How to Connect Vertex AI Search to Google ADK via MCP

Follow these steps to integrate the Vertex AI Search MCP Server with Google ADK.

01

Install Google ADK

Run pip install google-adk

02

Replace the token

Replace [YOUR_TOKEN_HERE] with your Vinkius token

03

Create the agent

Save the code above and integrate into your ADK workflow

04

Explore tools

The agent will discover 7 tools from Vertex AI Search via MCP

Why Use Google ADK with the Vertex AI Search MCP Server

Google ADK provides unique advantages when paired with Vertex AI Search through the Model Context Protocol.

01

Google ADK natively supports MCP tool servers — declare a tool provider and the framework handles discovery, validation, and execution

02

Built on Gemini models, ADK provides long-context reasoning ideal for complex multi-tool workflows with Vertex AI Search

03

Production-ready features like session management, evaluation, and deployment come built-in — not bolted on

04

Seamless integration with Google Cloud services means you can combine Vertex AI Search tools with BigQuery, Vertex AI, and Cloud Functions

Vertex AI Search + Google ADK Use Cases

Practical scenarios where Google ADK combined with the Vertex AI Search MCP Server delivers measurable value.

01

Enterprise data agents: ADK agents query Vertex AI Search and cross-reference results with internal databases for comprehensive analysis

02

Multi-modal workflows: combine Vertex AI Search tool responses with Gemini's vision and language capabilities in a single agent

03

Automated compliance checks: schedule ADK agents to query Vertex AI Search regularly and flag policy violations or configuration drift

04

Internal tool platforms: build self-service agent platforms where teams connect their own MCP servers including Vertex AI Search

Vertex AI Search MCP Tools for Google ADK (7)

These 7 tools become available when you connect Vertex AI Search to Google ADK via MCP:

01

get_datastore_details

Retrieves configuration and metadata for a specific data store

02

get_grounded_answer

Returns a natural language response based on your private data. Retrieves an AI-generated answer grounded in the documents of a data store

03

get_recommendations

Provide a data store ID and user event data as a JSON object. Retrieves personalized recommendations based on user events

04

list_data_stores

Lists all data stores in the Vertex AI Search collection

05

list_datastore_documents

Provide data store and branch IDs. Lists all indexed documents within a specific data store branch

06

list_search_engines

Lists all search engines configured in the collection

07

search_documents

Provide a data store ID and the query text. Performs a search query across documents in a specific data store

Example Prompts for Vertex AI Search in Google ADK

Ready-to-use prompts you can give your Google ADK agent to start working with Vertex AI Search immediately.

01

"List all my available data stores in Vertex AI Search."

02

"Based on our documentation, what is our remote work policy?"

03

"Search the product catalog for 'blue wireless headphones'."

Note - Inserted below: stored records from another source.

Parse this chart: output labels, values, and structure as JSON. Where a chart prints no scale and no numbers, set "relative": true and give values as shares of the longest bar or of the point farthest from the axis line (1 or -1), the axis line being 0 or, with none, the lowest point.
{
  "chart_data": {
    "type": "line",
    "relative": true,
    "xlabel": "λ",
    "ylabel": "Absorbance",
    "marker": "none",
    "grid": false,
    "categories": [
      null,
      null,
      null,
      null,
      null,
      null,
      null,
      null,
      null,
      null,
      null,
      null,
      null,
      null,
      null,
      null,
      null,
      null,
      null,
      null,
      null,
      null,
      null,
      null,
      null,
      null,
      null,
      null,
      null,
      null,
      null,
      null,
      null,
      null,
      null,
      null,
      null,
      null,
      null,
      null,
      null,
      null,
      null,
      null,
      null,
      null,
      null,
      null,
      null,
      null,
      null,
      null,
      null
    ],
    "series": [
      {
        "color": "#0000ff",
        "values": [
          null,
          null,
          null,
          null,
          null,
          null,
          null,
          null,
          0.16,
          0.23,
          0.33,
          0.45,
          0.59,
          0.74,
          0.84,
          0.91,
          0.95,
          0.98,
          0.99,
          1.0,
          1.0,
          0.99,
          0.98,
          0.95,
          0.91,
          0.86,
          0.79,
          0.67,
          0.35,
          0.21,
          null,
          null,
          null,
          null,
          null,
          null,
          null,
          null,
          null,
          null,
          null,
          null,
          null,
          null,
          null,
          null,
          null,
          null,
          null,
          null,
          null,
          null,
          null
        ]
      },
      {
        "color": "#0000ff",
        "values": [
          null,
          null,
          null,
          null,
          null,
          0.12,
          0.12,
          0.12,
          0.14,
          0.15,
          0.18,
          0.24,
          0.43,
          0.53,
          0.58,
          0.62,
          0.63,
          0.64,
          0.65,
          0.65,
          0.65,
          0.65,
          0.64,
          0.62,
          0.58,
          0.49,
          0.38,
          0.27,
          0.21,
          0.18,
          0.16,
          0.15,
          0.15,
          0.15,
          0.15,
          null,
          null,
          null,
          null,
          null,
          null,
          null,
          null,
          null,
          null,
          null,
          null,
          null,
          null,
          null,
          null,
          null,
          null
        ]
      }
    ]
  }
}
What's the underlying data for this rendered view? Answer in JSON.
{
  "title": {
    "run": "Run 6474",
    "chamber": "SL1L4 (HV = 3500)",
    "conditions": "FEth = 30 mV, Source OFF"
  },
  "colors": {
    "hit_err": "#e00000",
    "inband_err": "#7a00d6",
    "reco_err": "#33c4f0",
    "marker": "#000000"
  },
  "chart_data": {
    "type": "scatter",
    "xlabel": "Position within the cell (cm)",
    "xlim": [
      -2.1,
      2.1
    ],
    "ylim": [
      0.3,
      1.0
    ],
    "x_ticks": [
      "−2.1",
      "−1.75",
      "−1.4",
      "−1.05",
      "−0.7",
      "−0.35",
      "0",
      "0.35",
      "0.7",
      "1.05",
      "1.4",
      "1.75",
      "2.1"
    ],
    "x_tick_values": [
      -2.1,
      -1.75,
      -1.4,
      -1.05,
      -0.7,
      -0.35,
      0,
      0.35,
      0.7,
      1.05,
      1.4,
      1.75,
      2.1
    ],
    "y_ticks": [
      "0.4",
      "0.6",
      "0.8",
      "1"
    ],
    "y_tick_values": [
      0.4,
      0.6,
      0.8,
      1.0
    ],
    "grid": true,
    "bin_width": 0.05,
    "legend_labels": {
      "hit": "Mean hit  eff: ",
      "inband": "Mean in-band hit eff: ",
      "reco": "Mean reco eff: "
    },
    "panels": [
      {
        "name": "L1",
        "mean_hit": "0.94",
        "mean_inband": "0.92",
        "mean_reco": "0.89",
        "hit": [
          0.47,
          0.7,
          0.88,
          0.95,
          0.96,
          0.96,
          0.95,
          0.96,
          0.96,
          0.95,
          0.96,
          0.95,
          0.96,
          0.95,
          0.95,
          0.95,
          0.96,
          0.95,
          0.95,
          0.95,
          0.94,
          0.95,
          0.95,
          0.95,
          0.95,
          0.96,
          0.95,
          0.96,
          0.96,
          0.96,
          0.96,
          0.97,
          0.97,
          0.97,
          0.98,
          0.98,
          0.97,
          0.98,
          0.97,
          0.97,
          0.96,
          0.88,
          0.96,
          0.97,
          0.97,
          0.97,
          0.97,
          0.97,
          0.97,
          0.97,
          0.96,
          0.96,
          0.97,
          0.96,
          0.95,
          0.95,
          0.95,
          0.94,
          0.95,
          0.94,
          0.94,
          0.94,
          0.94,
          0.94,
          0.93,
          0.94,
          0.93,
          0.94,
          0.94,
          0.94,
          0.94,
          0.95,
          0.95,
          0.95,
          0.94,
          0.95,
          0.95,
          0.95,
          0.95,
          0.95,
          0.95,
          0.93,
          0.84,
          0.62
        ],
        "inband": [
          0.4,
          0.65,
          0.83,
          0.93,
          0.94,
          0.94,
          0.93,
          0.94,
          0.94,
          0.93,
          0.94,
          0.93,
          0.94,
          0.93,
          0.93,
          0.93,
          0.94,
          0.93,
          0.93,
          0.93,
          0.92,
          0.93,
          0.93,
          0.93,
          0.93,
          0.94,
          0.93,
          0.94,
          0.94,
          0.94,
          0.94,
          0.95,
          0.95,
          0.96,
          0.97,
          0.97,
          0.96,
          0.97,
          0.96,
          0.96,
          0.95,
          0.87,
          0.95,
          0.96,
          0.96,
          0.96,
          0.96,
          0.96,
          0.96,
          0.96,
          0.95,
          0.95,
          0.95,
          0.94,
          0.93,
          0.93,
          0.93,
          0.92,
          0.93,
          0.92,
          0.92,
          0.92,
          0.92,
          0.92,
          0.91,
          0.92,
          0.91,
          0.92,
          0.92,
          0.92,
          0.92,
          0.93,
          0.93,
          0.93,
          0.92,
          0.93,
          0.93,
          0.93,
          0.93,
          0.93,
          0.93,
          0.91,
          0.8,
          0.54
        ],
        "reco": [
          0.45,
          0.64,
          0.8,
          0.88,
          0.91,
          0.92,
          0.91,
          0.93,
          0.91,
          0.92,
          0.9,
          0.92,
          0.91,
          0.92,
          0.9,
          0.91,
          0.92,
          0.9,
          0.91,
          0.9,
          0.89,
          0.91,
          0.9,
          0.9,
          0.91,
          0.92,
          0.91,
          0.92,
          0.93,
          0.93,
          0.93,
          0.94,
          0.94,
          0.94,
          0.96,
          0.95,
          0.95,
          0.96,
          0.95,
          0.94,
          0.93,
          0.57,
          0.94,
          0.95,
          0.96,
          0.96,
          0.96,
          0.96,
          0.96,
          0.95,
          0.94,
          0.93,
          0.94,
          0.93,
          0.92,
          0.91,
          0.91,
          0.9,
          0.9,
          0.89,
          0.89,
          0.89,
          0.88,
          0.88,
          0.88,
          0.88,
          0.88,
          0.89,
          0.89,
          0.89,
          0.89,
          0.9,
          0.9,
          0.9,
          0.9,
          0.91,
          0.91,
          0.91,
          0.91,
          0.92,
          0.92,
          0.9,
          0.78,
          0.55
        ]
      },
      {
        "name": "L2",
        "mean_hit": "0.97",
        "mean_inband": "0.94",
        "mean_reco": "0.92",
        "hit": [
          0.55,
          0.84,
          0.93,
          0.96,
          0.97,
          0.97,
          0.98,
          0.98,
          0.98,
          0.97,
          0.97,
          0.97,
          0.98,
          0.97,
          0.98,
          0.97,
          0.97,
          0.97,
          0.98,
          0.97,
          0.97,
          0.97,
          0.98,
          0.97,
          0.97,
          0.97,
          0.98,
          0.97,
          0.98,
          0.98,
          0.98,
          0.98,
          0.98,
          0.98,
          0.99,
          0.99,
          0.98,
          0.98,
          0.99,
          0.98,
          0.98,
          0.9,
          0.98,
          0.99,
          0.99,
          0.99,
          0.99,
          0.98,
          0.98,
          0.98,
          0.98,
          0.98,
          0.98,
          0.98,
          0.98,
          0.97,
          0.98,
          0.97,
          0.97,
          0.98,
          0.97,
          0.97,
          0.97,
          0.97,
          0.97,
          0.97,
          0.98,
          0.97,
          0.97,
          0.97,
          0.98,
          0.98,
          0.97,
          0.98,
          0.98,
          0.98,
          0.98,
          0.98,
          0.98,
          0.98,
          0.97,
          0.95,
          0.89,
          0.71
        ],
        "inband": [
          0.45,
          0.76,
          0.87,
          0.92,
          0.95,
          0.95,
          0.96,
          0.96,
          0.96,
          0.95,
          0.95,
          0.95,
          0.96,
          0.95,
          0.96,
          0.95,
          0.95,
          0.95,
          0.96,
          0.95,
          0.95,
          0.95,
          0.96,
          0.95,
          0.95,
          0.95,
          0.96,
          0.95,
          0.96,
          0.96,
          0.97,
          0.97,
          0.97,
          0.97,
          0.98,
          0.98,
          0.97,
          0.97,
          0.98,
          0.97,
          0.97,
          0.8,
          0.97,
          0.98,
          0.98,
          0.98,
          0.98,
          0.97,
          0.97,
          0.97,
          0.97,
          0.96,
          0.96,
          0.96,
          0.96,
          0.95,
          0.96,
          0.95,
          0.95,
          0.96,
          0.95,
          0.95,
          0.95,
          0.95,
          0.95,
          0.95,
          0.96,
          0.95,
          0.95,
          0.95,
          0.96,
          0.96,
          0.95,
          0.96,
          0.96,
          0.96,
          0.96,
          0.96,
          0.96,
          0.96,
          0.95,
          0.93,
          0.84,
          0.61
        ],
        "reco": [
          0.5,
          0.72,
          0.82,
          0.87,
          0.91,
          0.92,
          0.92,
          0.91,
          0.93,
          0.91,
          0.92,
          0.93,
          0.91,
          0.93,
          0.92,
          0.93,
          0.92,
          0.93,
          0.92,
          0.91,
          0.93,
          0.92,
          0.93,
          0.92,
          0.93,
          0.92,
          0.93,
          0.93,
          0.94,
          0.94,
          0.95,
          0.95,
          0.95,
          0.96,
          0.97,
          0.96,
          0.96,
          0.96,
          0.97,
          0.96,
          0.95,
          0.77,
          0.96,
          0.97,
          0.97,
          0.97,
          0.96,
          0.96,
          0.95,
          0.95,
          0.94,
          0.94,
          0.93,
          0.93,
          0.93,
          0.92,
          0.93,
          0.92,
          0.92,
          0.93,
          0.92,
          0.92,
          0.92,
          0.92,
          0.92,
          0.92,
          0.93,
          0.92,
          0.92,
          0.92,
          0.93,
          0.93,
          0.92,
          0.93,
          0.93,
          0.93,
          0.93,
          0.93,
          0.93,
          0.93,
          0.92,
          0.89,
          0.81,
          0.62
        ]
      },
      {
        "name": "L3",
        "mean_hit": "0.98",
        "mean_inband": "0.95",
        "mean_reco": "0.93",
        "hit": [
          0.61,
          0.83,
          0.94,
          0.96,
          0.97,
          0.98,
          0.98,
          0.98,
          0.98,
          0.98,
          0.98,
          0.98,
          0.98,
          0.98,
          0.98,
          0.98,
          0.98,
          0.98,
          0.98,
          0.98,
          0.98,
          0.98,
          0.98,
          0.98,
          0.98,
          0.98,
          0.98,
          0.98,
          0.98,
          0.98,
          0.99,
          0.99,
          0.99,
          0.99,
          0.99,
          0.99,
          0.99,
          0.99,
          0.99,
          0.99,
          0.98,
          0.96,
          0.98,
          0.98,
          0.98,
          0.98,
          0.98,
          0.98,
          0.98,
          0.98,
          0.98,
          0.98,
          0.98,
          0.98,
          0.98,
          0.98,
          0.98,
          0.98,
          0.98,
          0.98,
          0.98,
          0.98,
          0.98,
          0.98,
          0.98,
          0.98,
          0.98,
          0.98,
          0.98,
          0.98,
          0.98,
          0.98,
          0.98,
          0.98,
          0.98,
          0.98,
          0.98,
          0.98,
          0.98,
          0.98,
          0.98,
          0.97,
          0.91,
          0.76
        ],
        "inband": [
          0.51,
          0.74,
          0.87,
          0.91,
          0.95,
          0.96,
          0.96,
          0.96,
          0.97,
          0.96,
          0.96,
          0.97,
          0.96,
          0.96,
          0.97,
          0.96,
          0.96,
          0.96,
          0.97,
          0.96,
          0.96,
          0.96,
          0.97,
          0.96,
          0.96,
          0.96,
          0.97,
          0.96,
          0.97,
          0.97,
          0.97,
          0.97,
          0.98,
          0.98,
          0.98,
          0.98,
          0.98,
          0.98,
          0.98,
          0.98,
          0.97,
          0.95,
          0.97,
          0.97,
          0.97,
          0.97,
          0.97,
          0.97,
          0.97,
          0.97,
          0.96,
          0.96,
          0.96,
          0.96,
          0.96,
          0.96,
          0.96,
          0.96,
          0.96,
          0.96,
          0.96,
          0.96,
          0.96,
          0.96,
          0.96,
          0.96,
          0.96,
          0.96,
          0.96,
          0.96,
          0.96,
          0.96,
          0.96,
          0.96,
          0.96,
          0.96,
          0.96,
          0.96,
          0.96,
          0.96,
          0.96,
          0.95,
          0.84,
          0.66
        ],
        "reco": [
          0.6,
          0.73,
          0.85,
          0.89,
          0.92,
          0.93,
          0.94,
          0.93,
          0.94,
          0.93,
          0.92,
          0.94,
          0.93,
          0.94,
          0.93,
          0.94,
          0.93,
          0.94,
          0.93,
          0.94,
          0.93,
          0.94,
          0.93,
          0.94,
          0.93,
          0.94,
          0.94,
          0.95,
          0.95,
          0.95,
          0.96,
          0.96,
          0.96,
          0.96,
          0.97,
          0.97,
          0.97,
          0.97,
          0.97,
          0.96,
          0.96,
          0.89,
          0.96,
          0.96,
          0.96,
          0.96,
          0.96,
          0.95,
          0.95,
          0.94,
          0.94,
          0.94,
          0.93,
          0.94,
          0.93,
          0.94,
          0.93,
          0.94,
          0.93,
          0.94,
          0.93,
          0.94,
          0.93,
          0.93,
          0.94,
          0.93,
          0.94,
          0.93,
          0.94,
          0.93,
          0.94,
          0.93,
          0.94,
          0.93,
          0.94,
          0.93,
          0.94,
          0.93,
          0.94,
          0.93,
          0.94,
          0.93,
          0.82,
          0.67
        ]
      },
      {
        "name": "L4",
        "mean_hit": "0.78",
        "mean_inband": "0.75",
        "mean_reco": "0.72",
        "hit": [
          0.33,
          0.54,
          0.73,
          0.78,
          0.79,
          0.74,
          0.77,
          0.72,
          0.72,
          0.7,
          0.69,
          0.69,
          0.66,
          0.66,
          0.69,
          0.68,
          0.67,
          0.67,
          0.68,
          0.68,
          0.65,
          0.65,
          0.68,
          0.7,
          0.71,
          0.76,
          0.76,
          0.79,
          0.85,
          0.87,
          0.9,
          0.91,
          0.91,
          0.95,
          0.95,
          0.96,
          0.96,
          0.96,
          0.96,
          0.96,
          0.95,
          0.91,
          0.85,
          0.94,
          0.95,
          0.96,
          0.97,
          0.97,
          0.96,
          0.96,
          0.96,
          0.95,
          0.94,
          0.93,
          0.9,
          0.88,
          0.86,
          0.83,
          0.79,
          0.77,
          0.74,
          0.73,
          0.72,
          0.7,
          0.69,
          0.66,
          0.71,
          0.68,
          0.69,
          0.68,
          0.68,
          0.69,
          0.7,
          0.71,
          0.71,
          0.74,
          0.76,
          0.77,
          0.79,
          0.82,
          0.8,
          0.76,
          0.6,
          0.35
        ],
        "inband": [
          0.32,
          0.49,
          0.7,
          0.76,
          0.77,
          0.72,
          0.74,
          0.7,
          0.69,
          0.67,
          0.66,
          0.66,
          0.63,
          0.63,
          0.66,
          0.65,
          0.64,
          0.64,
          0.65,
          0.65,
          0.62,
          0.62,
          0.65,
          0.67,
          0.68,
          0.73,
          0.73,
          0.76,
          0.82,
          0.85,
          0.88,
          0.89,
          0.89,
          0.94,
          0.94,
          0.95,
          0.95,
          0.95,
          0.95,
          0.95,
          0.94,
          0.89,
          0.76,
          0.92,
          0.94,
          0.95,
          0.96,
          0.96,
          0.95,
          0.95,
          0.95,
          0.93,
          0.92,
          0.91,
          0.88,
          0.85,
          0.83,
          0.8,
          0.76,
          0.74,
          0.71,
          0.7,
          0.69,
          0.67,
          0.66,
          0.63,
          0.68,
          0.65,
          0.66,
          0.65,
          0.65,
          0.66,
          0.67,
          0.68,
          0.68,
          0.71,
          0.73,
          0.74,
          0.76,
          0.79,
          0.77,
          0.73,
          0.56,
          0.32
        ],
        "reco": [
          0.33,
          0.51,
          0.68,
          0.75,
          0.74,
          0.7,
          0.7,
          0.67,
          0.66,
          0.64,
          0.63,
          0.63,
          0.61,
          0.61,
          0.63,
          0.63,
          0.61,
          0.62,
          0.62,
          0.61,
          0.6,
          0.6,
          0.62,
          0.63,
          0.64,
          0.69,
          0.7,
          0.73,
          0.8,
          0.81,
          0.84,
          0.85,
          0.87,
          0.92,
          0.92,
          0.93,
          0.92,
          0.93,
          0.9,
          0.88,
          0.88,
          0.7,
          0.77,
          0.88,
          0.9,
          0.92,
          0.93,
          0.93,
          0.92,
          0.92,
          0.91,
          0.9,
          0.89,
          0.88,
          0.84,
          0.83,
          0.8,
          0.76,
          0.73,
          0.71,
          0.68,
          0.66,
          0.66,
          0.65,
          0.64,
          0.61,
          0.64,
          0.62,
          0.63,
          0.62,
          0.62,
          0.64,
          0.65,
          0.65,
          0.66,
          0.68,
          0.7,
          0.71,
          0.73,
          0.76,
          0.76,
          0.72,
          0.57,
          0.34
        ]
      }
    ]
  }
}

Troubleshooting Vertex AI Search MCP Server with Google ADK

Common issues when connecting Vertex AI Search to Google ADK through the Vinkius, and how to resolve them.

01

McpToolset not found

Update: pip install --upgrade google-adk

Vertex AI Search + Google ADK FAQ

Common questions about integrating Vertex AI Search MCP Server with Google ADK.

01

How does Google ADK connect to MCP servers?

Import the MCP toolset class and pass the server URL. ADK discovers and registers all tools automatically, making them available to your agent's tool-use loop.
02

Can ADK agents use multiple MCP servers?

Yes. Declare multiple MCP tool providers in your agent configuration. ADK merges all tool schemas and the agent can call tools from any server in a single turn.
03

Which Gemini models work best with MCP tools?

Gemini 2.0 Flash and Pro models both support function calling required for MCP tools. Flash is recommended for latency-sensitive use cases, Pro for complex reasoning.

Connect Vertex AI Search to Google ADK

Get your token, paste the configuration, and start using 7 tools in under 2 minutes. No API key management needed.